Здесь всегда было так: свое время, особенное пространство. Имения царской семьи в девятнадцатом веке, дачи и санатории ЦК КПСС – в двадцатом, дворцы олигархов – в двадцать первом. Всегда так было здесь, на этом никакими морями не окруженном острове благополучия под названием Рублевка.

Если предложить риелтору обвести на карте границы Рублевки, то риелтор нарисует фигуру, более или менее напоминающую огурец. Границы престижной Рублевки протянутся не от Кольцевой автомобильной дороги, а примерно от Ромашкова до Николиной Горы – всего-то двадцать километров, если напрямик, как летает птица. А в ширину – километров по пять-семь вправо и влево от Рублево-Успенского шоссе. На север до Ильинского – Рублевка, престижно. За Ильинским уже не престижно, там уже Новая Рига. На юг до Лайкова – престижно, а за Лайковым уже не очень, там Минское шоссе. И сколько ни спрашивай риелтора, почему именно так пролегли границы престижности, тот будет только плечами пожимать, дескать, исторически сложилось. Вроде и сосновые леса на Новой Риге те же, и Москва-река течет та же за Николиной Горой. Но священной земли там нет. Священная земля здесь, вокруг Рублево-Успенского шоссе, огурцом: примерно двадцать километров в длину и десять в ширину.

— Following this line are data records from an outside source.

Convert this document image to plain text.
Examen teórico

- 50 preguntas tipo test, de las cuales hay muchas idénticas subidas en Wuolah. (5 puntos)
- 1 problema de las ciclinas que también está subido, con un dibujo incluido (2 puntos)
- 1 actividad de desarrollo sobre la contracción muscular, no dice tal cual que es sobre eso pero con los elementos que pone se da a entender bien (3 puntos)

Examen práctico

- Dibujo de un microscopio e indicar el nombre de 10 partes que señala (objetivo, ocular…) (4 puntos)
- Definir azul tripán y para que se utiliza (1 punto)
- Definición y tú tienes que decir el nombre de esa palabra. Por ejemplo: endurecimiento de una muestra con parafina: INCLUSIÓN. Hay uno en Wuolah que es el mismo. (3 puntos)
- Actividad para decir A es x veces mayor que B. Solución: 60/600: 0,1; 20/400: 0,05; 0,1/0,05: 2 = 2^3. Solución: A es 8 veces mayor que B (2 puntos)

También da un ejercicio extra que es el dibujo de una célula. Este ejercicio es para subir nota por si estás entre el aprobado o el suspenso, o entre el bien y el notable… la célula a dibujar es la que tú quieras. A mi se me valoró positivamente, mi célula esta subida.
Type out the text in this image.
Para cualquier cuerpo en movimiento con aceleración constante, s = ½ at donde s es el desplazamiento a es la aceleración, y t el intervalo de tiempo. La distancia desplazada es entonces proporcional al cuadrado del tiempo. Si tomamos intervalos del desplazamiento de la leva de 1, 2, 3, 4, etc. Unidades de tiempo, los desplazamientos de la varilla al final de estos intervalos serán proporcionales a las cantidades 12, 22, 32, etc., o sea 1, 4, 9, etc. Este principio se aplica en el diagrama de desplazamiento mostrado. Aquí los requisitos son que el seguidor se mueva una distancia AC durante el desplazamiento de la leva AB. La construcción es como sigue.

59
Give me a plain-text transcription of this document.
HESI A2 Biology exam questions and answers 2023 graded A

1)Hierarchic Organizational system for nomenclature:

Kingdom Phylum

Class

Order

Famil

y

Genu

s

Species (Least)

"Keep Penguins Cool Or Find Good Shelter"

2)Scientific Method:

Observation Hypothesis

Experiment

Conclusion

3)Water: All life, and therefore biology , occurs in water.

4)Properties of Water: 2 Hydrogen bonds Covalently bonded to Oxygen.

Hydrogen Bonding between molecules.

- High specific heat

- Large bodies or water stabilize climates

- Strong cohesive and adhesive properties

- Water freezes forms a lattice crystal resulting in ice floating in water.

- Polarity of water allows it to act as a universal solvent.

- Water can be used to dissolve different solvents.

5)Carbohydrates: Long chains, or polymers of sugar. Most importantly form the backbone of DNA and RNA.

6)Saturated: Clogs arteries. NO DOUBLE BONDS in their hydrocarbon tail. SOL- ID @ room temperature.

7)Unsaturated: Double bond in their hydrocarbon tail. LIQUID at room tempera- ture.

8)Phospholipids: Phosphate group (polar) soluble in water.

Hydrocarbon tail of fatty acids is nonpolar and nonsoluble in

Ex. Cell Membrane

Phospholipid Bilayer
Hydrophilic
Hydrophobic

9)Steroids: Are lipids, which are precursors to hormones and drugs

Объяснение границам найдется, если, например, ввести в гугл-карты запрос «Рублево-Успенское шоссе кладбища». И увидеть: кладбища на карте располагаются строго по границам престижной Рублевки, которые интуитивно обозначил риелтор.

Ближе Ромашкова к Москве жить нельзя – в Ромашкове кладбище. Южнее Лайкова жить нельзя – в Лайкове кладбище. Севернее Ильинского нельзя – кладбище в Ильинском. И дальше Николиной Горы нельзя, потому что за Николиной Горою в Аксиньино – тоже кладбище.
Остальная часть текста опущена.